La Française Christine Lagarde prendra ce vendredi 1er novembre ses fonctions à la tête de la Banque centrale européenne (BCE), où elle succédera à l'Italien Mario Draghi. Les chantiers qui attendent l'ex-directrice générale du Fonds monétaire international (FMI) sont conséquents.
Stimuler la croissance
Christine Lagarde prend la tête de l'institution monétaire européenne dans un contexte économique difficile pour la zone euro. La croissance est en effet en pleine décélération. Elle n'était que de 0,2 % au deuxième trimestre, contre 0,4 % au premier trimestre. Le FMI a également abaissé mi-octobre sa prévision de croissance pour la zone euro à 1,2 % en 2019, et 1,4 % en 2020. En cause notamment, l'incertitude entourant le Brexit ou encore les tensions commerciales entre les Etats-Unis et la Chine, ainsi qu'entre Washington et l'UE.
Christine Lagarde aura donc la lourde tâche de stimuler la croissance et de combattre le risque de récession, alors même que la BCE utilise déjà tous les outils monétaires à sa disposition, notamment la baisse des taux d'intérêts et le rachat de dette. «Le problème pour Christine Lagarde est que le placard des mesures de soutien (à l'économie) est désormais presque vide», relève James Bentley, directeur de Financial Markets Online. «Si la conjoncture continue de faiblir en zone euro, elle aura de moins en moins d'outils pour la redresser», avertit l'analyste.

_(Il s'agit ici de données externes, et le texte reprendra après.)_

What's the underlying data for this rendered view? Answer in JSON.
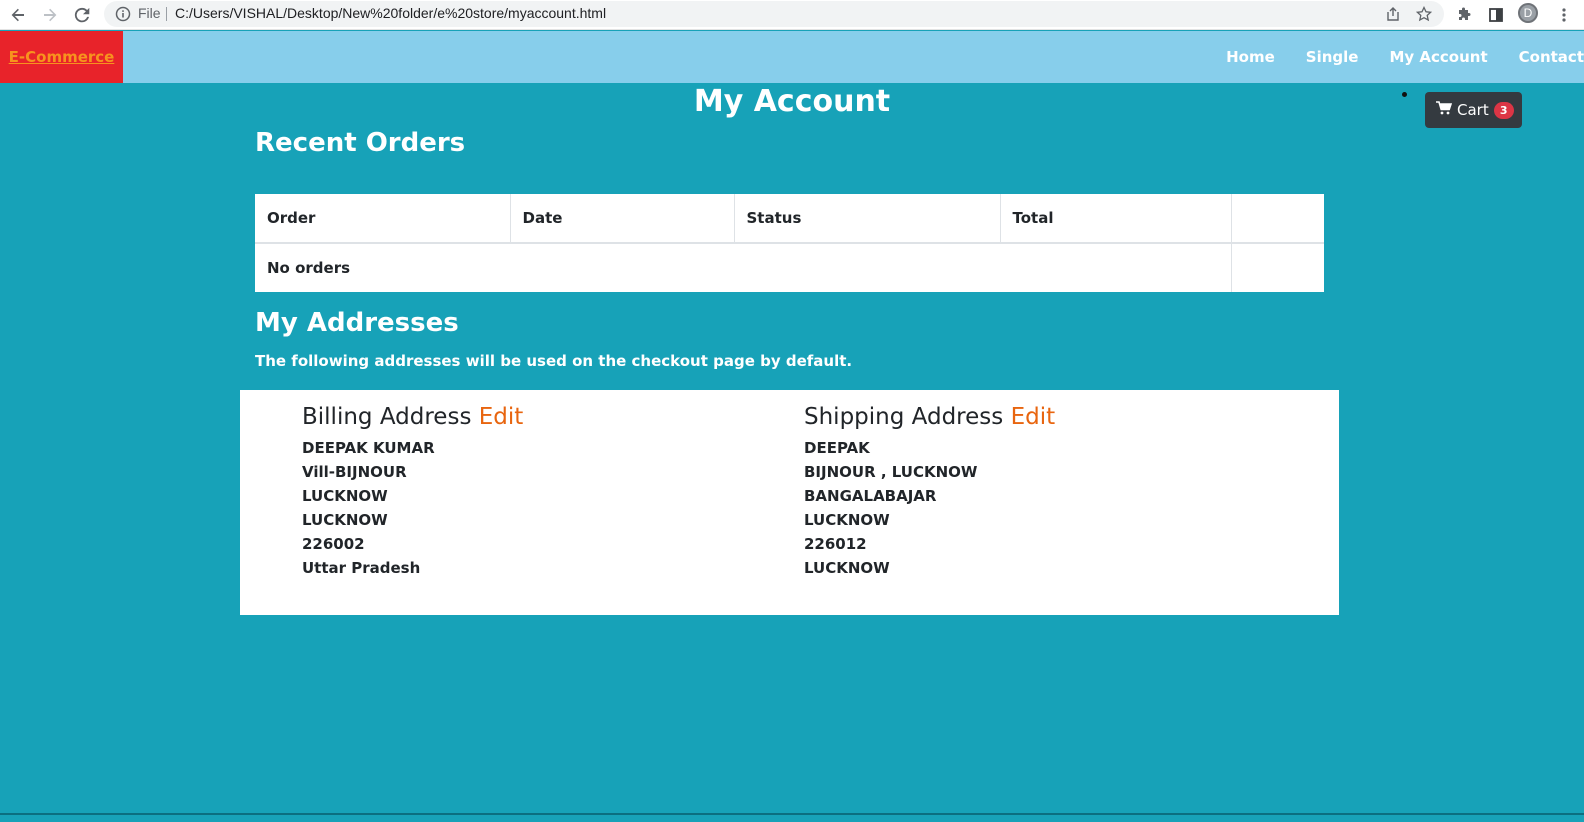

L'ex-ministre de l'Economie sous Nicolas Sarkozy devra donc notamment convaincre les pays disposant de larges réserves budgétaires – au premier rang desquels figure l'Allemagne – de les consacrer au soutien de l'activité. D'autres outils monétaires non conventionnels devront sinon être déployés, comme la «monnaie hélicoptère», consistant pour la BCE à injecter directement de l'argent sur les comptes en banque des consommateurs européens. Un mécanisme qui est toutefois encore jugé tabou.
rebâtir l'unité de la BCE
En plus de la situation économique fragile, Mario Draghi laisse à Christine Lagarde une BCE extrêmement divisée. Et ce, à cause des dernières décisions prises par l'Italien mi-septembre. Face au ralentissement de l'activité et à la faiblesse de l'inflation, «Super Mario» a sorti le grand jeu, en relançant notamment le programme de rachats de dette sur le marché. Une mesure controversée, qui a mis le feu aux poudres.
Le gouverneur de la Banque centrale néerlandaise, Klaas Knot, a jugé «disproportionné» le dispositif adopté, et le président de la Bundesbank allemande, Jens Weidmann, a estimé que la BCE avait «dépassé les bornes» en décidant de reprendre les rachats d'actifs. Un programme baptisé «quantitative easing» (QE) et lancé initialement en 2015 pour répondre à la crise de la dette dans la zone euro. Une dirigeante allemande de la BCE, Sabine Lautenschläger, a même claqué la porte de l'institut, deux ans avant la fin de son mandat.
La mission pour Christine Lagarde est maintenant de recoller les morceaux. «Je cherche toujours quelle est la base commune pour rapprocher les divers points de vue», a déclaré la Française dans un entretien à l'hebdomadaire allemand Der Spiegel samedi.
terminer la construction de l'union bancaire
En 2014, en réaction à la crise financière mondiale de 2008, l'UE avait décidé de mettre en place une union bancaire. Concrètement, il s'agit d'un système de surveillance des plus gros établissements bancaires de l’Union, chargé d’assurer la stabilité du secteur au sein de la zone euro et dans lequel la BCE joue un rôle important.
Sauf que la construction de cette union bancaire n'est toujours pas achevée. Comme son prédécesseur, Christine Lagarde devra donc tenter de convaincre les gouvernements récalcitrants – en particulier l'Allemagne – de parachever ce système de protection, indispensable pour résister à une nouvelle crise financière.
La future présidente de la BCE avait déjà lancé un avertissement en mars dernier, alors qu'elle était encore au FMI, en déclarant que la zone euro n'était «pas assez résiliente» pour affronter une prochaine crise. Elle avait alors exhorté ses membres à «achever l'union bancaire et celle des marchés des capitaux, pour en récolter les fruits dès aujourd'hui».